Coronavirus - Anlaufstellen


Wohin kann ich mich wenden, wenn ich Fragen habe?

Das Gesundheitsamt des Rhein-Neckar-Kreises hat eine Telefon-Hotline eingerichtet. Das Gesundheitsamt ist auch für Heidelberg zuständig. Die Hotline steht unter der Nummer 06221 522-1881 montags bis freitags zwischen 8 und 12 Uhr. An den Wochenenden steht außerdem der ärztliche Bereitschaftsdienst der kassenärztlichen Vereinigung unter der Rufnummer 116 117 als Ansprechpartner zur Verfügung. Informationen online gibt es unter www.rhein-neckar-kreis.de.

Auch das Landesgesundheitsamt hat ein Bürgertelefon zum Coronavirus unter der Telefonnummer 0711 904-39555 eingerichtet (Montag bis Freitag zwischen 8 und 18 Uhr). Online-Infos gibt es dort unter www.gesundheitsamt-bw.de.

Das Robert Koch-Institut informiert aktuell auf seiner Webseite: www.rki.de. Das Robert Koch-Institut ist die zentrale Einrichtung der Bundesregierung auf dem Gebiet der Krankheitsüberwachung und -prävention. Auf der Webseite des Robert Koch-Instituts gibt es auch die aktuellen Fallzahlen für Deutschland. Die weltweiten Zahlen sind auf der Webseite der Weltgesundheitsorganisation abrufbar.

Weitere Infos und Empfehlungen zum Coronavirus gibt es als "Häufige Fragen und Antworten" sowohl beim Robert Koch-Institut als auch beim Land Baden-Württemberg und Landesgesundheitsamt. Oder auf den Webseiten der Bundeszentrale für gesundheitliche Aufklärung.


Was soll ich tun, wenn ich befürchte, mich mit dem Coronavirus angesteckt zu haben?

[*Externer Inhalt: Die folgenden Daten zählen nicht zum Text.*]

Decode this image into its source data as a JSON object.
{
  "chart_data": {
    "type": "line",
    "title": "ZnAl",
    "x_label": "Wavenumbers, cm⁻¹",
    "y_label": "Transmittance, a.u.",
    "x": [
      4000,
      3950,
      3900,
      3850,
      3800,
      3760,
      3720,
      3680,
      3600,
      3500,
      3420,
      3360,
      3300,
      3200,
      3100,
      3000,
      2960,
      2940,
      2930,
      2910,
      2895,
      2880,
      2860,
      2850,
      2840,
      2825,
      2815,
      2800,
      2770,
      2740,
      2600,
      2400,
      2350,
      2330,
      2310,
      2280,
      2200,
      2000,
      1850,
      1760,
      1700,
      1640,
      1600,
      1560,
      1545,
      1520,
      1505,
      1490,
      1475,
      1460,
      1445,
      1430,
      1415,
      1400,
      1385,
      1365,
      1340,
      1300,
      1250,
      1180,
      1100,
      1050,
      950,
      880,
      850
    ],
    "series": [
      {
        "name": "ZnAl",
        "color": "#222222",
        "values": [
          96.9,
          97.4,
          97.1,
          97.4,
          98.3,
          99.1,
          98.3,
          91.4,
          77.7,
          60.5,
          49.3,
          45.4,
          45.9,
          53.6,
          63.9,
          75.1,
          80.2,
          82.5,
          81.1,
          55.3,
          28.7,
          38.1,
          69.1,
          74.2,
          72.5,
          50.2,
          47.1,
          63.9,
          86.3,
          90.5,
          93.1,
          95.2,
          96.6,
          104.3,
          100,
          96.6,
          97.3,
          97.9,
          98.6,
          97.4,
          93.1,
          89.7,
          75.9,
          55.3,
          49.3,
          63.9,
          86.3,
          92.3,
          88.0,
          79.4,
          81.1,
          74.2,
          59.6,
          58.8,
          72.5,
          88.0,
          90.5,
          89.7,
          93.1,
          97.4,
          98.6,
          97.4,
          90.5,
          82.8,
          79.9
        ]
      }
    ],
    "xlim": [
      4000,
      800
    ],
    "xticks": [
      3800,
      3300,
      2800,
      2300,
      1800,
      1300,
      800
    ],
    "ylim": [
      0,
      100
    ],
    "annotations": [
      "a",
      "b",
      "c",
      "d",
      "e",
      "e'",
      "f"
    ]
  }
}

Sollten Sie den Verdacht haben, sich mit dem Coronavirus angesteckt zu haben, melden Sie sich bitte umgehend beim Gesundheitsamt des Rhein-Neckar-Kreises unter der Nummer 06221 522-1881 von Montag bis Freitag zwischen 8 und 12 Uhr. Bei der Hotline des Gesundheitsamtes gibt es auch Antworten und Hinweise zu Themen wie Symptome und Inkubationszeit oder der Frage, wie man sich vor einer Ansteckung schützen kann. Zusätzlich wird dort auch beraten, für wen und wann eine Testung auf das Virus sinnvoll ist. Bei medizinischen Notfällen sollte eine Ärztin oder ein Arzt oder ein Notdienst, bzw. eine Notaufnahme möglichst nur nach telefonischer Voranmeldung aufgesucht werden.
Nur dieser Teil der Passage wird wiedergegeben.